Averages

What does the word average signify?  Did you know Wikipedia lists at least 14 different kinds of averages? (http://en.wikipedia.org/wiki/Average)

The most common average is the arithmetic mean, but it is not always appropriate.  Basil runs 800 metres at 8 metres per second and another 800 m at 7 metres per second.  What is his average speed?  Many ‘good’ students blithely add 8 and 7 and then divide by 2 to get 7.5. wrong!

Let’s take an extreme case.  Extreme cases are an essential part of your mathematical toolbox. Suppose Basil runs his first 800 m at 8 m/s and his second 800 m at the glacially slow speed of 0. 0000…1 m/s.  (Imagine as many zeros as you like before the one). Is the average speed (8 + 0)/2 = 4 metres per second?  Certainly not!

Imagine another case.  I am driving my car at 100 km per hour for 0.99999 …9 hours (or 59.999…9 minutes) and for a brief fleeting instant at 200 km per h.  Is my average speed (100+200)/2 = 150 km/h?  Certainly not!

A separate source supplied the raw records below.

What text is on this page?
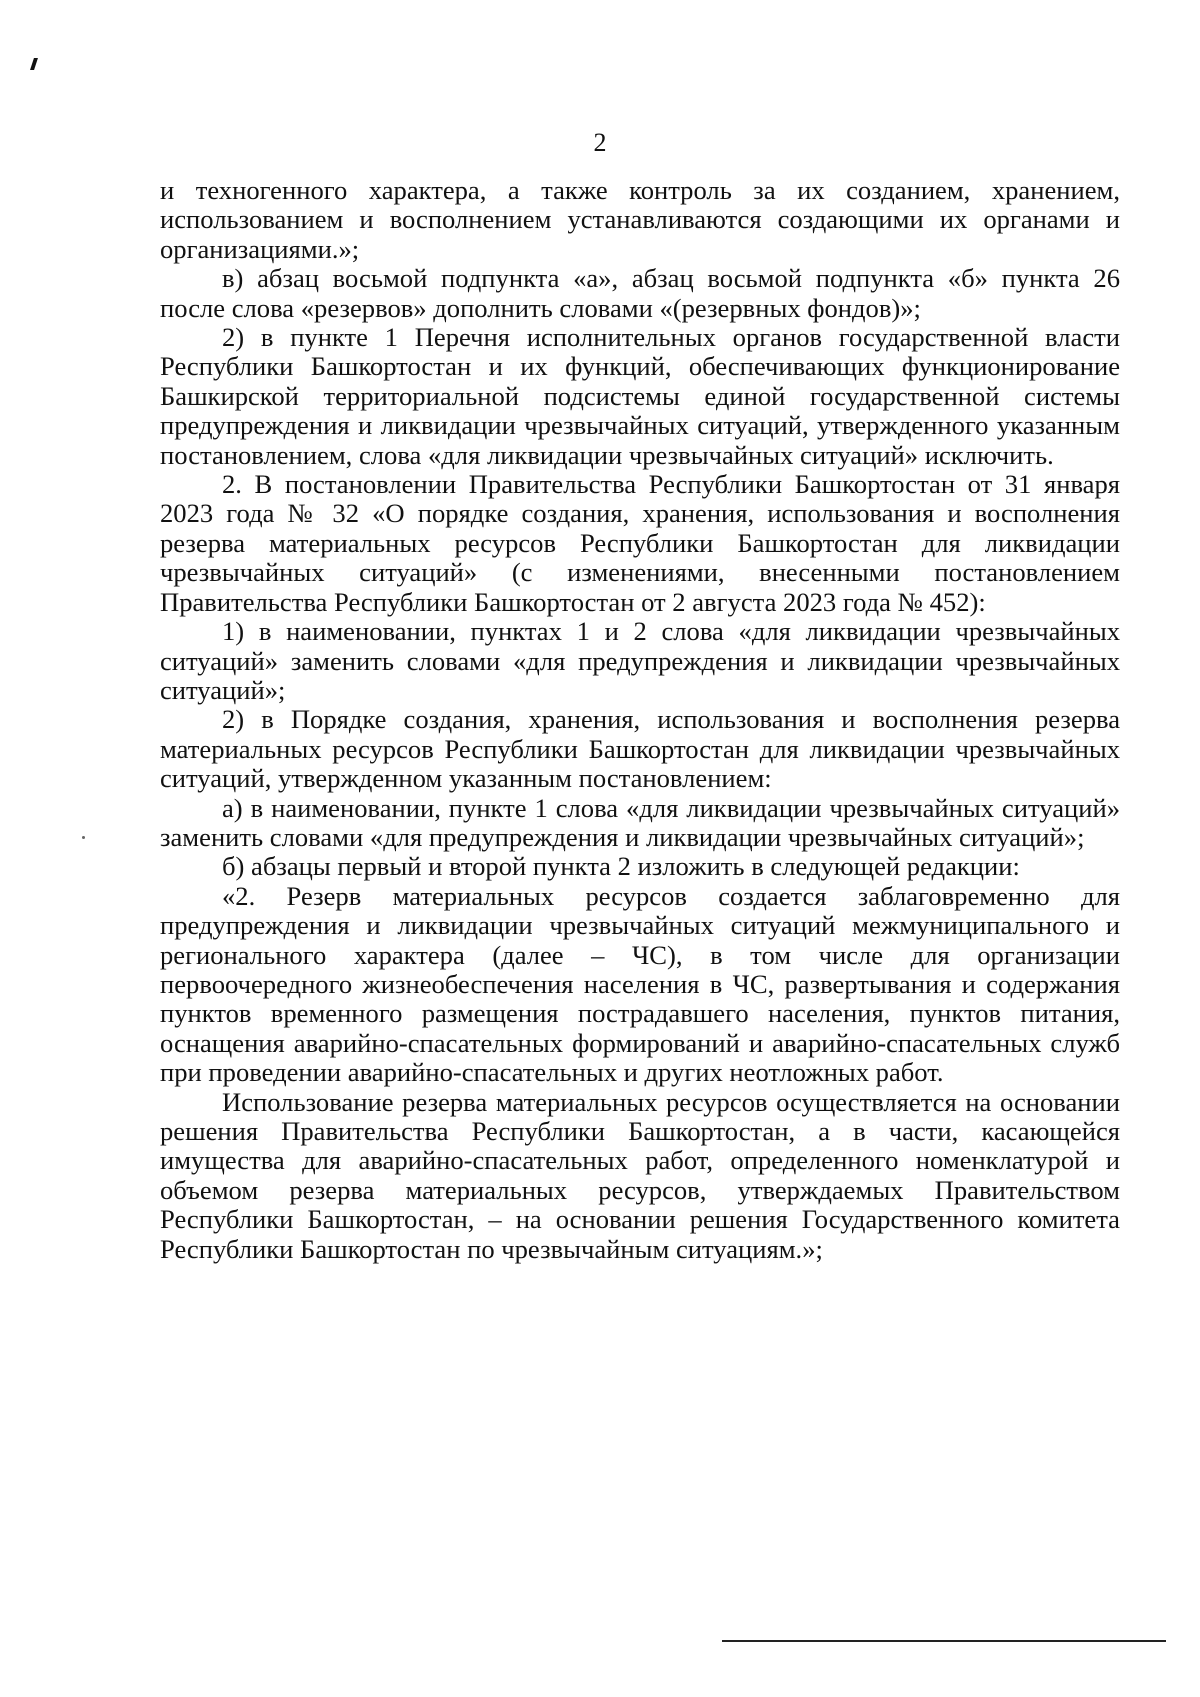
2

и техногенного характера, а также контроль за их созданием, хранением, использованием и восполнением устанавливаются создающими их органами и организациями.»;

в) абзац восьмой подпункта «а», абзац восьмой подпункта «б» пункта 26 после слова «резервов» дополнить словами «(резервных фондов)»;

2) в пункте 1 Перечня исполнительных органов государственной власти Республики Башкортостан и их функций, обеспечивающих функционирование Башкирской территориальной подсистемы единой государственной системы предупреждения и ликвидации чрезвычайных ситуаций, утвержденного указанным постановлением, слова «для ликвидации чрезвычайных ситуаций» исключить.

2. В постановлении Правительства Республики Башкортостан от 31 января 2023 года № 32 «О порядке создания, хранения, использования и восполнения резерва материальных ресурсов Республики Башкортостан для ликвидации чрезвычайных ситуаций» (с изменениями, внесенными постановлением Правительства Республики Башкортостан от 2 августа 2023 года № 452):

1) в наименовании, пунктах 1 и 2 слова «для ликвидации чрезвычайных ситуаций» заменить словами «для предупреждения и ликвидации чрезвычайных ситуаций»;

2) в Порядке создания, хранения, использования и восполнения резерва материальных ресурсов Республики Башкортостан для ликвидации чрезвычайных ситуаций, утвержденном указанным постановлением:

а) в наименовании, пункте 1 слова «для ликвидации чрезвычайных ситуаций» заменить словами «для предупреждения и ликвидации чрезвычайных ситуаций»;

б) абзацы первый и второй пункта 2 изложить в следующей редакции:

«2. Резерв материальных ресурсов создается заблаговременно для предупреждения и ликвидации чрезвычайных ситуаций межмуниципального и регионального характера (далее – ЧС), в том числе для организации первоочередного жизнеобеспечения населения в ЧС, развертывания и содержания пунктов временного размещения пострадавшего населения, пунктов питания, оснащения аварийно-спасательных формирований и аварийно-спасательных служб при проведении аварийно-спасательных и других неотложных работ.

Использование резерва материальных ресурсов осуществляется на основании решения Правительства Республики Башкортостан, а в части, касающейся имущества для аварийно-спасательных работ, определенного номенклатурой и объемом резерва материальных ресурсов, утверждаемых Правительством Республики Башкортостан, – на основании решения Государственного комитета Республики Башкортостан по чрезвычайным ситуациям.»;
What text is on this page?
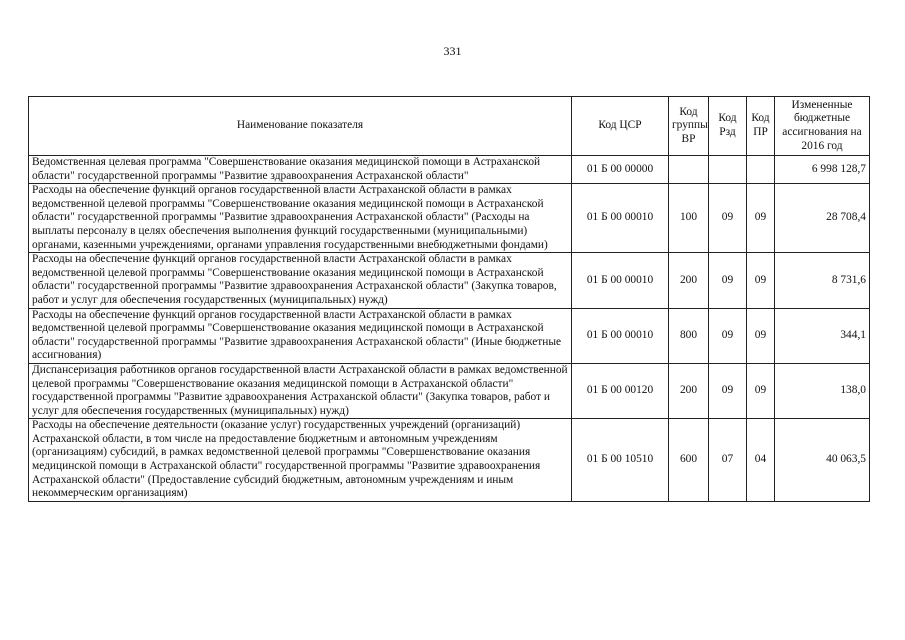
331
Наименование показателя	Код ЦСР	Код группы ВР	Код Рзд	Код ПР	Измененные бюджетные ассигнования на 2016 год
Ведомственная целевая программа "Совершенствование оказания медицинской помощи в Астраханской области" государственной программы "Развитие здравоохранения Астраханской области"	01 Б 00 00000				6 998 128,7
Расходы на обеспечение функций органов государственной власти Астраханской области в рамках ведомственной целевой программы "Совершенствование оказания медицинской помощи в Астраханской области" государственной программы "Развитие здравоохранения Астраханской области" (Расходы на выплаты персоналу в целях обеспечения выполнения функций государственными (муниципальными) органами, казенными учреждениями, органами управления государственными внебюджетными фондами)	01 Б 00 00010	100	09	09	28 708,4
Расходы на обеспечение функций органов государственной власти Астраханской области в рамках ведомственной целевой программы "Совершенствование оказания медицинской помощи в Астраханской области" государственной программы "Развитие здравоохранения Астраханской области" (Закупка товаров, работ и услуг для обеспечения государственных (муниципальных) нужд)	01 Б 00 00010	200	09	09	8 731,6
Расходы на обеспечение функций органов государственной власти Астраханской области в рамках ведомственной целевой программы "Совершенствование оказания медицинской помощи в Астраханской области" государственной программы "Развитие здравоохранения Астраханской области" (Иные бюджетные ассигнования)	01 Б 00 00010	800	09	09	344,1
Диспансеризация работников органов государственной власти Астраханской области в рамках ведомственной целевой программы "Совершенствование оказания медицинской помощи в Астраханской области" государственной программы "Развитие здравоохранения Астраханской области" (Закупка товаров, работ и услуг для обеспечения государственных (муниципальных) нужд)	01 Б 00 00120	200	09	09	138,0
Расходы на обеспечение деятельности (оказание услуг) государственных учреждений (организаций) Астраханской области, в том числе на предоставление бюджетным и автономным учреждениям (организациям) субсидий, в рамках ведомственной целевой программы "Совершенствование оказания медицинской помощи в Астраханской области" государственной программы "Развитие здравоохранения Астраханской области" (Предоставление субсидий бюджетным, автономным учреждениям и иным некоммерческим организациям)	01 Б 00 10510	600	07	04	40 063,5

Instead of the ordinary mean (a + b)/2, what the student needs is a weighted mean (w₁ × a + w₂ × b)/( w₁ + w₂).   But, what are the appropriate weights?  The obvious (and correct answer) are the times spent at each speed.  Then we get (t₁ × s₁ + t₂ × s₂)/( t₁ + t₂) = (d₁ + d₂)/( t₁ + t₂) = total distance/total time, as taught by the physics teachers.